President Barack Obama has urged Congress to raise the country's debt limit, saying America is "not a deadbeat nation" and needs to pay its bills.
Mr Obama addressed reporters at the White House Monday in what is likely the final news conference of his first term to discuss his upcoming battle with Republicans over the country's debt ceiling.
Raising the debt limit "is not a question of authorising more spending," Mr Obama said. "It simply allows the country to pay for spending Congress has already approved."
"If congressional Republicans refuse to pay the bills on time it would be a self-inflicted wound on the economy," he added.
The president also addressed other issues on his agenda, including the administration's efforts to curb gun violence in the wake of last month's shooting massacre in Newtown, Connecticut.
Mr Obama said he will meet Vice President Joe Biden, who will recommend a series "sensible, common sense steps" that can be taken. The president said he will present specifics later in the week.
Mr Biden led a panel tasked with creating proposals to reduce violence after the December shooting that killed 20 children and six educators.
The president said stronger background checks, a meaningful ban on assault weapons and limits on high-capacity ammunition magazines are all ideas he thinks make sense. He added that he is not sure how many of those measures can pass Congress.
On the debt ceiling, Mr Obama said Republicans who want to dramatically cut spending in return for raising US borrowing limits "will not collect a ransom in exchange for not crashing the economy".
He said: "The full faith and credit of the United States of America is not a bargaining chip. And they better decide quickly because time is running short."
"We are not a deadbeat nation," he declared.
Until the partisan fight over the debt ceiling broke out in 2011, the limit on borrowing had been increased by Congress as a matter of course.
But with a surge in Tea Party Republicans elected to the House of Representatives in 2010, the opposition party has sought to use the power over the debt to enforce its desires for smaller government and spending cuts.

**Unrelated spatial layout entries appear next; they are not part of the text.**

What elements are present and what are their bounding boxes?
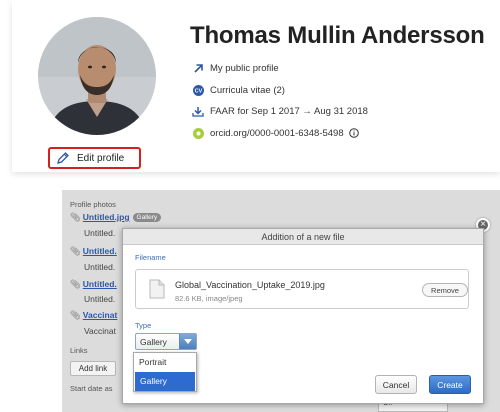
cv-link[interactable]: CV Curricula vitae (2) [192, 80, 368, 102]
photo-file-entry[interactable]: 📎︎ Untitled. [70, 246, 117, 257]
add-link-button[interactable]: Add link [70, 361, 116, 376]
photo-file-entry[interactable]: 📎︎ Untitled.jpg Gallery [70, 212, 162, 223]
type-option-portrait[interactable]: Portrait [134, 353, 196, 372]
create-button[interactable]: Create [429, 375, 471, 394]
gallery-tag: Gallery [132, 213, 162, 222]
photo-file-name[interactable]: Untitled. [83, 246, 117, 256]
chevron-down-icon[interactable] [179, 334, 196, 349]
avatar [38, 17, 156, 135]
photo-file-name[interactable]: Untitled.jpg [83, 212, 130, 222]
orcid-link[interactable]: orcid.org/0000-0001-6348-5498 [192, 123, 368, 145]
type-option-gallery[interactable]: Gallery [135, 372, 195, 391]
faar-label: FAAR for Sep 1 2017 → Aug 31 2018 [210, 106, 368, 118]
type-label: Type [135, 321, 152, 330]
photo-file-name[interactable]: Vaccinat [83, 310, 118, 320]
dialog-title: Addition of a new file [123, 229, 483, 245]
faar-link[interactable]: FAAR for Sep 1 2017 → Aug 31 2018 [192, 101, 368, 123]
pencil-icon [57, 152, 69, 164]
start-date-label: Start date as [70, 384, 113, 393]
filename-label: Filename [135, 253, 166, 262]
public-profile-link[interactable]: My public profile [192, 58, 368, 80]
photo-file-entry[interactable]: 📎︎ Untitled. [70, 279, 117, 290]
cv-icon: CV [192, 84, 204, 96]
photo-file-caption: Untitled. [84, 228, 116, 238]
edit-profile-button[interactable]: Edit profile [48, 147, 141, 169]
remove-button[interactable]: Remove [422, 283, 468, 297]
public-profile-label: My public profile [210, 63, 279, 75]
photo-file-caption: Vaccinat [84, 326, 116, 336]
profile-card: Thomas Mullin Andersson My public profil… [12, 0, 500, 172]
photo-file-name[interactable]: Untitled. [83, 279, 117, 289]
cv-label: Curricula vitae (2) [210, 84, 285, 96]
paperclip-icon: 📎︎ [70, 246, 81, 256]
paperclip-icon: 📎︎ [70, 212, 81, 222]
profile-links: My public profile CV Curricula vitae (2)… [192, 58, 368, 144]
edit-profile-label: Edit profile [77, 152, 125, 164]
paperclip-icon: 📎︎ [70, 279, 81, 289]
photo-file-caption: Untitled. [84, 294, 116, 304]
paperclip-icon: 📎︎ [70, 310, 81, 320]
type-selected-value: Gallery [140, 337, 167, 347]
orcid-icon [192, 127, 204, 139]
uploaded-file-box: Global_Vaccination_Uptake_2019.jpg 82.6 … [135, 269, 469, 309]
arrow-up-right-icon [192, 63, 204, 75]
document-icon [149, 279, 165, 304]
orcid-label: orcid.org/0000-0001-6348-5498 [210, 127, 344, 139]
svg-text:CV: CV [194, 88, 202, 94]
uploaded-file-name: Global_Vaccination_Uptake_2019.jpg [175, 280, 325, 290]
profile-name: Thomas Mullin Andersson [190, 22, 485, 49]
links-label: Links [70, 346, 88, 355]
type-select[interactable]: Gallery [135, 333, 197, 350]
uploaded-file-meta: 82.6 KB, image/jpeg [175, 294, 243, 303]
profile-photos-label: Profile photos [70, 200, 116, 209]
info-icon[interactable] [348, 128, 359, 139]
add-file-dialog: Addition of a new file Filename Global_V… [122, 228, 484, 404]
photo-file-entry[interactable]: 📎︎ Vaccinat [70, 310, 117, 321]
cancel-button[interactable]: Cancel [375, 375, 417, 394]
type-dropdown: Portrait Gallery [133, 352, 197, 392]
download-icon [192, 106, 204, 118]
photo-file-caption: Untitled. [84, 262, 116, 272]
screen: Thomas Mullin Andersson My public profil… [0, 0, 500, 412]
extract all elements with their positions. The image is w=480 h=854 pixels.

Mr Obama said he was willing to consider future deficit cuts, but only if they are done independently from a vote to raise the $16.4trn (£10.2trn) debt limit.
The president spoke less than a week before his inauguration for a second term, and several days after he signed legislation that narrowly averted a "fiscal cliff" of automatic spending cuts and across-the-board tax increases.
Combined with other bills he signed earlier in the term, he said he and Congress have reduced deficits by about $2.5trn over a decade, somewhat less than the $4trn he said is necessary to get them down to a manageable size.
Failure to raise the debt limit would put the United States into a first-ever default, a step that Mr Obama said could "blow up the economy".
Congressional Democrats have recently urged the president to lift the debt limit unilaterally. He said - as he has before - that he will not do it, that Congress had voted for the spending that resulted in federal borrowing, and should now agree to pay the bill.